Re: [PATCH v15 00/10] arm64: Add kernel probes (kprobes) support

From: Marc Zyngier
Date: Fri Jul 15 2016 - 05:54:08 EST


On 15/07/16 09:59, Alex BennÃe wrote:
>
> Marc Zyngier <marc.zyngier@xxxxxxx> writes:
>
>> On 15/07/16 08:50, Catalin Marinas wrote:
>>> On Thu, Jul 14, 2016 at 01:09:08PM -0400, William Cohen wrote:
>>>> On 07/14/2016 12:22 PM, Catalin Marinas wrote:
>>>>> On Fri, Jul 08, 2016 at 12:35:44PM -0400, David Long wrote:
>>>>>> David A. Long (3):
>>>>>> arm64: Add HAVE_REGS_AND_STACK_ACCESS_API feature
>>>>>> arm64: Add more test functions to insn.c
>>>>>> arm64: add conditional instruction simulation support
>>>>>>
>>>>>> Pratyush Anand (2):
>>>>>> arm64: Blacklist non-kprobe-able symbol
>>>>>> arm64: Treat all entry code as non-kprobe-able
>>>>>>
>>>>>> Sandeepa Prabhu (4):
>>>>>> arm64: Kprobes with single stepping support
>>>>>> arm64: kprobes instruction simulation support
>>>>>> arm64: Add kernel return probes support (kretprobes)
>>>>>> kprobes: Add arm64 case in kprobe example module
>>>>>>
>>>>>> William Cohen (1):
>>>>>> arm64: Add trampoline code for kretprobes
>>>>>
>>>>> I applied these patches on top of the arm64 for-next/core branch an
>>>>> tried to run the resulting kernel in a guest (on a Juno platform using
>>>>> both kvmtool and qemu) with KPROBES_SANITY_TEST enabled. Unfortunately,
>>>>> the kernel fails to boot with lots of "Unexpected kernel single-step
>>>>> exception at EL1".
>>>>>
>>>>> Did you manage to run Kprobes in a guest before?
>>>>
>>>> I ran the systemtap testsuite several times on a physical machine
>>>> running a kernel with the kprobe v15 patches without problem.
>>>> Shouldn't the guest machine behave in the same manner as a host
>>>> machine for single stepping and exception handling? If the guest
>>>> machine is failing, wouldn't that suggest there is a problem with the
>>>> KVM handling of single stepping for guests?
>>>
>>> It didn't fail for me on the host either. What's strange is that on some
>>> occasions even the guest managed to get to a prompt. I'll do more tests
>>> today on different CPU configurations, just to rule out potential
>>> hardware issues. If not hardware related, it's possible that the
>>> interaction with KVM doesn't work as expected, maybe the
>>> saving/restoring of the guest debug state loses information.
>>
>> Could well be the latter. I'll try to have a look, but Alex BennÃe (on
>> cc) is our man when it comes to the KVM debug infrastructure.
>>
>> Alex, any chance you could try this and shed some light on it?
>
> Sure I'll have a look. There are problems with running gdb inside a
> guest while trying to debug from outside associated with single-stepping
> but none of this should get in the way if your not debugging the guest.
>
> Let me get my system spun up and see if I can reproduce.
>
> Shall I just apply this series on top of the current master?

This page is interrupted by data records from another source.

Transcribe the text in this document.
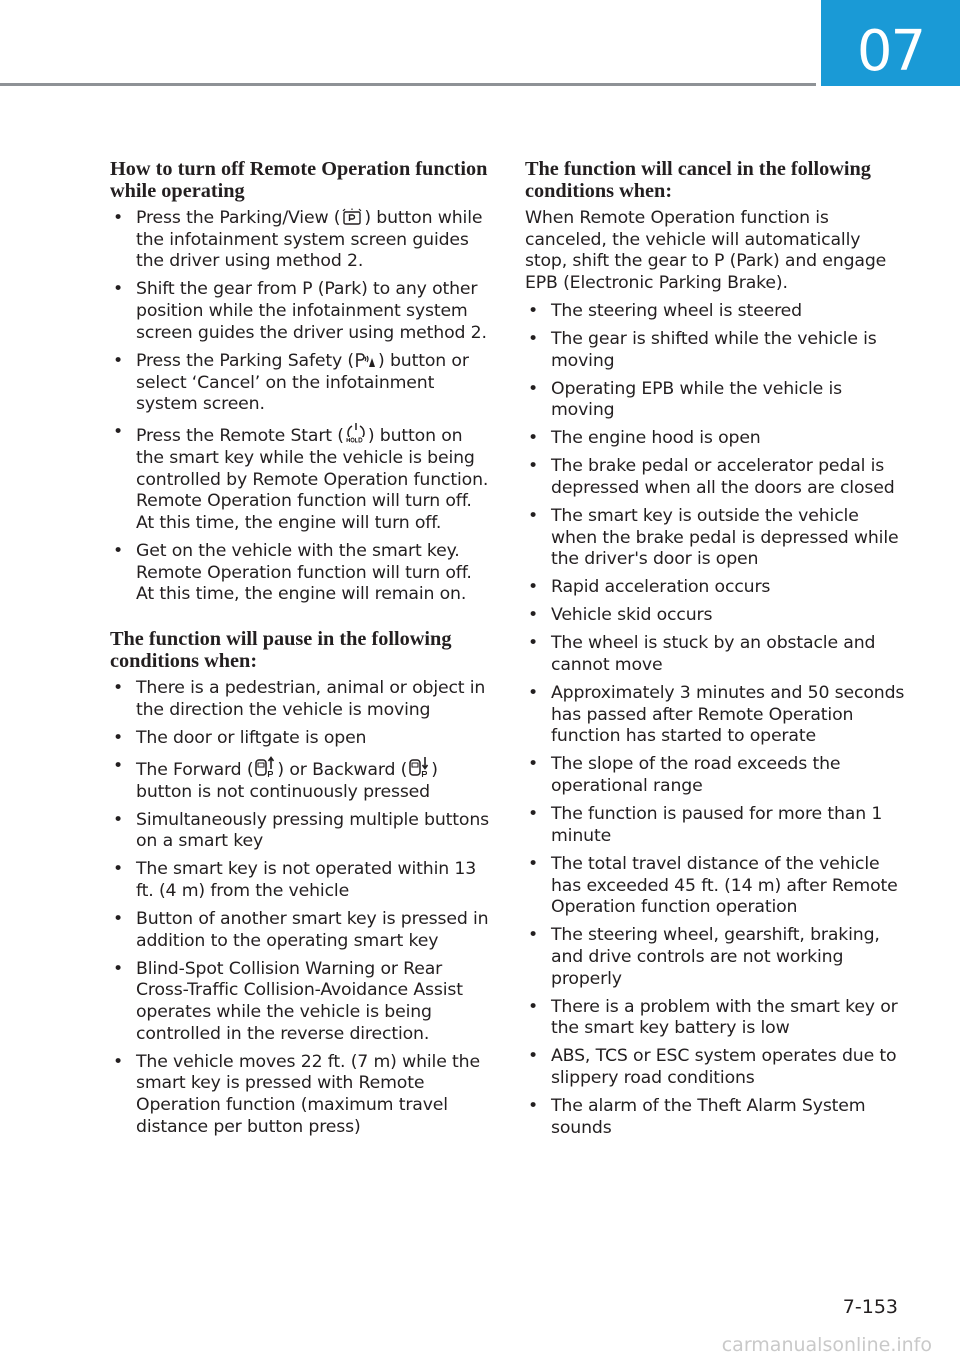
07
How to turn off Remote Operation function while operating
• Press the Parking/View ( ) button while the infotainment system screen guides the driver using method 2.
• Shift the gear from P (Park) to any other position while the infotainment system screen guides the driver using method 2.
• Press the Parking Safety ( ) button or select ‘Cancel’ on the infotainment system screen.
• Press the Remote Start ( ) button on the smart key while the vehicle is being controlled by Remote Operation function. Remote Operation function will turn off. At this time, the engine will turn off.
• Get on the vehicle with the smart key. Remote Operation function will turn off. At this time, the engine will remain on.
The function will pause in the following conditions when:
• There is a pedestrian, animal or object in the direction the vehicle is moving
• The door or liftgate is open
• The Forward ( ) or Backward ( ) button is not continuously pressed
• Simultaneously pressing multiple buttons on a smart key
• The smart key is not operated within 13 ft. (4 m) from the vehicle
• Button of another smart key is pressed in addition to the operating smart key
• Blind-Spot Collision Warning or Rear Cross-Traffic Collision-Avoidance Assist operates while the vehicle is being controlled in the reverse direction.
• The vehicle moves 22 ft. (7 m) while the smart key is pressed with Remote Operation function (maximum travel distance per button press)
The function will cancel in the following conditions when:

When Remote Operation function is canceled, the vehicle will automatically stop, shift the gear to P (Park) and engage EPB (Electronic Parking Brake).

• The steering wheel is steered
• The gear is shifted while the vehicle is moving
• Operating EPB while the vehicle is moving
• The engine hood is open
• The brake pedal or accelerator pedal is depressed when all the doors are closed
• The smart key is outside the vehicle when the brake pedal is depressed while the driver's door is open
• Rapid acceleration occurs
• Vehicle skid occurs
• The wheel is stuck by an obstacle and cannot move
• Approximately 3 minutes and 50 seconds has passed after Remote Operation function has started to operate
• The slope of the road exceeds the operational range
• The function is paused for more than 1 minute
• The total travel distance of the vehicle has exceeded 45 ft. (14 m) after Remote Operation function operation
• The steering wheel, gearshift, braking, and drive controls are not working properly
• There is a problem with the smart key or the smart key battery is low
• ABS, TCS or ESC system operates due to slippery road conditions
• The alarm of the Theft Alarm System sounds
7-153
carmanualsonline.info
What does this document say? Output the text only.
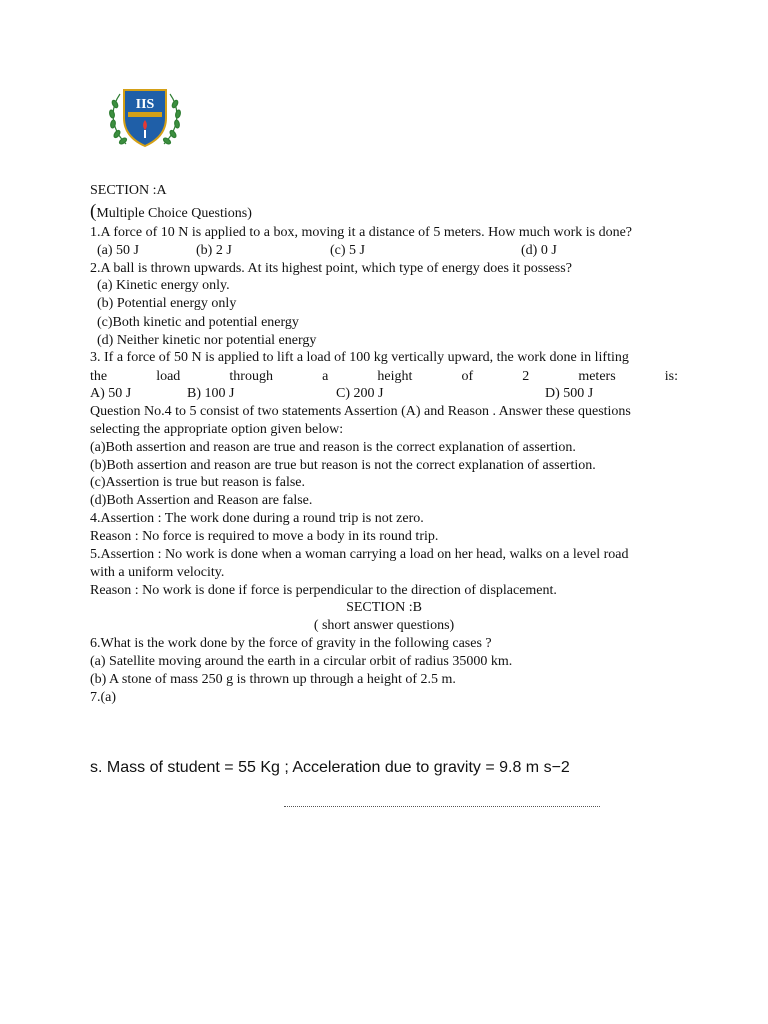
IIS
SECTION :A
(Multiple Choice Questions)
1.A force of 10 N is applied to a box, moving it a distance of 5 meters. How much work is done?
(a) 50 J	(b) 2 J	(c) 5 J	(d) 0 J
2.A ball is thrown upwards. At its highest point, which type of energy does it possess?
(a) Kinetic energy only.
(b) Potential energy only
(c)Both kinetic and potential energy
(d) Neither kinetic nor potential energy
3. If a force of 50 N is applied to lift a load of 100 kg vertically upward, the work done in lifting
the	load	through	a	height	of	2	meters	is:
A) 50 J	B) 100 J	C) 200 J	D) 500 J
Question No.4 to 5 consist of two statements Assertion (A) and Reason . Answer these questions
selecting the appropriate option given below:
(a)Both assertion and reason are true and reason is the correct explanation of assertion.
(b)Both assertion and reason are true but reason is not the correct explanation of assertion.
(c)Assertion is true but reason is false.
(d)Both Assertion and Reason are false.
4.Assertion : The work done during a round trip is not zero.
Reason : No force is required to move a body in its round trip.
5.Assertion : No work is done when a woman carrying a load on her head, walks on a level road
with a uniform velocity.
Reason : No work is done if force is perpendicular to the direction of displacement.
SECTION :B
( short answer questions)
6.What is the work done by the force of gravity in the following cases ?
(a) Satellite moving around the earth in a circular orbit of radius 35000 km.
(b) A stone of mass 250 g is thrown up through a height of 2.5 m.
7.(a)
s. Mass of student = 55 Kg ; Acceleration due to gravity = 9.8 m s−2
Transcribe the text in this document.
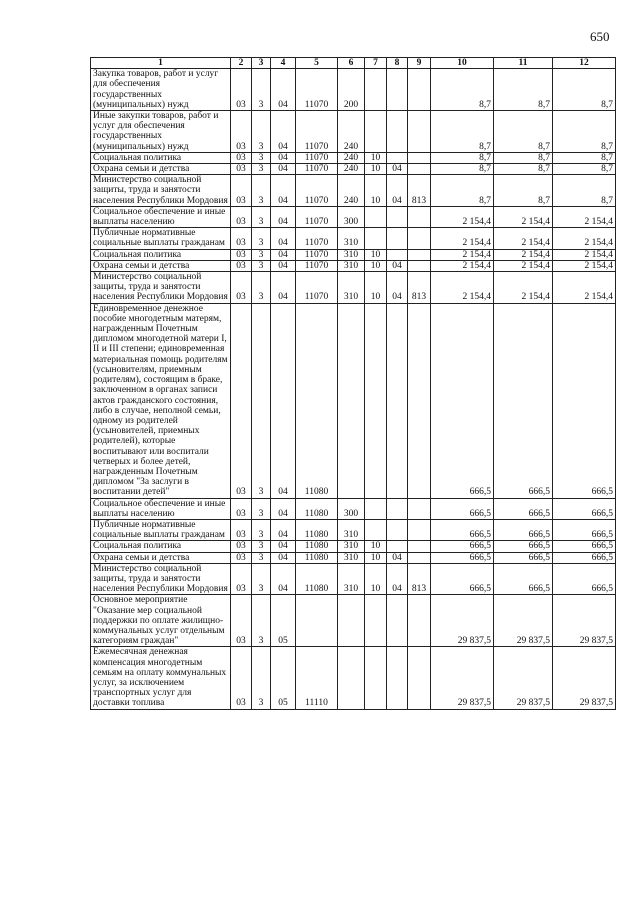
650
1	2	3	4	5	6	7	8	9	10	11	12
Закупка товаров, работ и услуг для обеспечения государственных (муниципальных) нужд	03	3	04	11070	200				8,7	8,7	8,7
Иные закупки товаров, работ и услуг для обеспечения государственных (муниципальных) нужд	03	3	04	11070	240				8,7	8,7	8,7
Социальная политика	03	3	04	11070	240	10			8,7	8,7	8,7
Охрана семьи и детства	03	3	04	11070	240	10	04		8,7	8,7	8,7
Министерство социальной защиты, труда и занятости населения Республики Мордовия	03	3	04	11070	240	10	04	813	8,7	8,7	8,7
Социальное обеспечение и иные выплаты населению	03	3	04	11070	300				2 154,4	2 154,4	2 154,4
Публичные нормативные социальные выплаты гражданам	03	3	04	11070	310				2 154,4	2 154,4	2 154,4
Социальная политика	03	3	04	11070	310	10			2 154,4	2 154,4	2 154,4
Охрана семьи и детства	03	3	04	11070	310	10	04		2 154,4	2 154,4	2 154,4
Министерство социальной защиты, труда и занятости населения Республики Мордовия	03	3	04	11070	310	10	04	813	2 154,4	2 154,4	2 154,4
Единовременное денежное пособие многодетным матерям, награжденным Почетным дипломом многодетной матери I, II и III степени; единовременная материальная помощь родителям (усыновителям, приемным родителям), состоящим в браке, заключенном в органах записи актов гражданского состояния, либо в случае, неполной семьи, одному из родителей (усыновителей, приемных родителей), которые воспитывают или воспитали четверых и более детей, награжденным Почетным дипломом "За заслуги в воспитании детей"	03	3	04	11080					666,5	666,5	666,5
Социальное обеспечение и иные выплаты населению	03	3	04	11080	300				666,5	666,5	666,5
Публичные нормативные социальные выплаты гражданам	03	3	04	11080	310				666,5	666,5	666,5
Социальная политика	03	3	04	11080	310	10			666,5	666,5	666,5
Охрана семьи и детства	03	3	04	11080	310	10	04		666,5	666,5	666,5
Министерство социальной защиты, труда и занятости населения Республики Мордовия	03	3	04	11080	310	10	04	813	666,5	666,5	666,5
Основное мероприятие "Оказание мер социальной поддержки по оплате жилищно-коммунальных услуг отдельным категориям граждан"	03	3	05						29 837,5	29 837,5	29 837,5
Ежемесячная денежная компенсация многодетным семьям на оплату коммунальных услуг, за исключением транспортных услуг для доставки топлива	03	3	05	11110					29 837,5	29 837,5	29 837,5
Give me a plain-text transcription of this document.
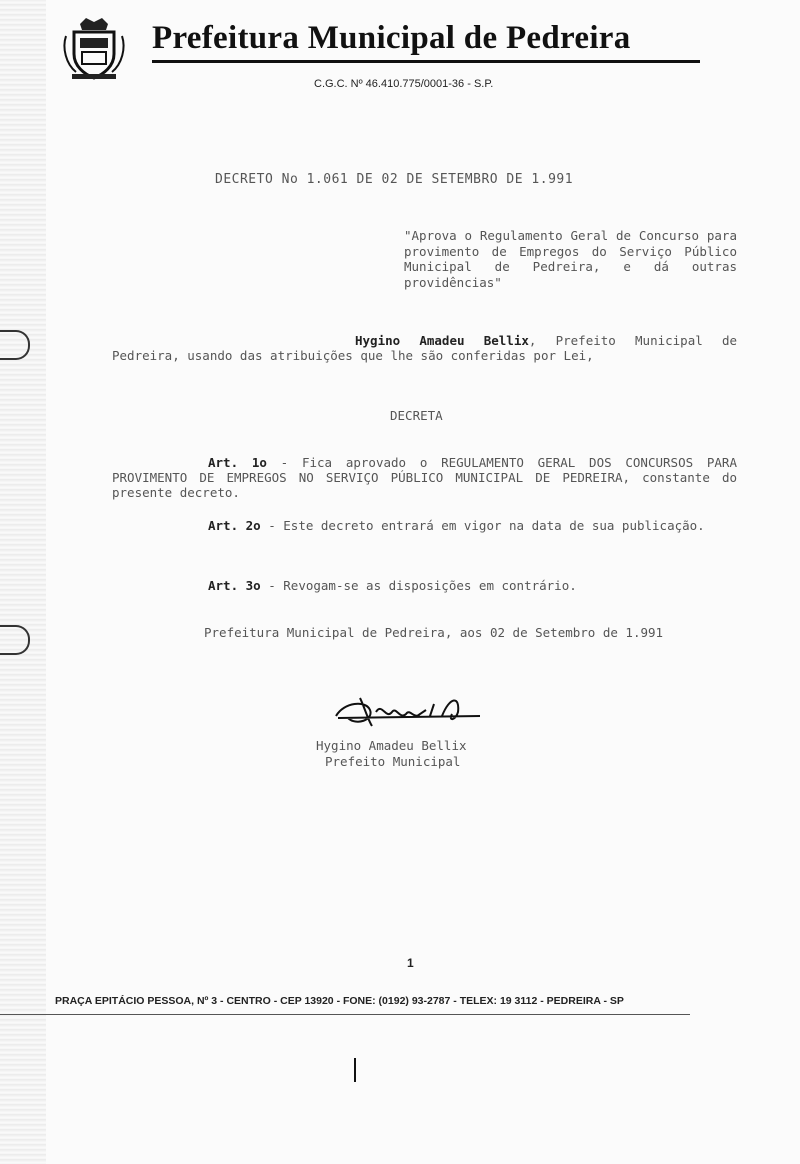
Prefeitura Municipal de Pedreira
C.G.C. Nº 46.410.775/0001-36 - S.P.
DECRETO No 1.061 DE 02 DE SETEMBRO DE 1.991
"Aprova o Regulamento Geral de Concurso para provimento de Empregos do Serviço Público Municipal de Pedreira, e dá outras providências"
Hygino Amadeu Bellix, Prefeito Municipal de Pedreira, usando das atribuições que lhe são conferidas por Lei,
DECRETA
Art. 1o - Fica aprovado o REGULAMENTO GERAL DOS CONCURSOS PARA PROVIMENTO DE EMPREGOS NO SERVIÇO PÚBLICO MUNICIPAL DE PEDREIRA, constante do presente decreto.
Art. 2o - Este decreto entrará em vigor na data de sua publicação.
Art. 3o - Revogam-se as disposições em contrário.
Prefeitura Municipal de Pedreira, aos 02 de Setembro de 1.991
Hygino Amadeu Bellix
Prefeito Municipal
1
PRAÇA EPITÁCIO PESSOA, Nº 3 - CENTRO - CEP 13920 - FONE: (0192) 93-2787 - TELEX: 19 3112 - PEDREIRA - SP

I managed to reproduce it by taskset-ing 2 vcpus on the same physical
CPU, and trying a few dozen times on Juno-r1. It is not easy to trigger,
but when it happens it is quite bad.

Warning, pure speculation ahead: I suspect that we preempt a vcpu with
single-step enabled, somehow fail to clear the SS state, schedule
another vcpu that inherits that state and takes this unexpected SS
exception.

/me goes and have a look...

M.
--
Jazz is not dead. It just smells funny...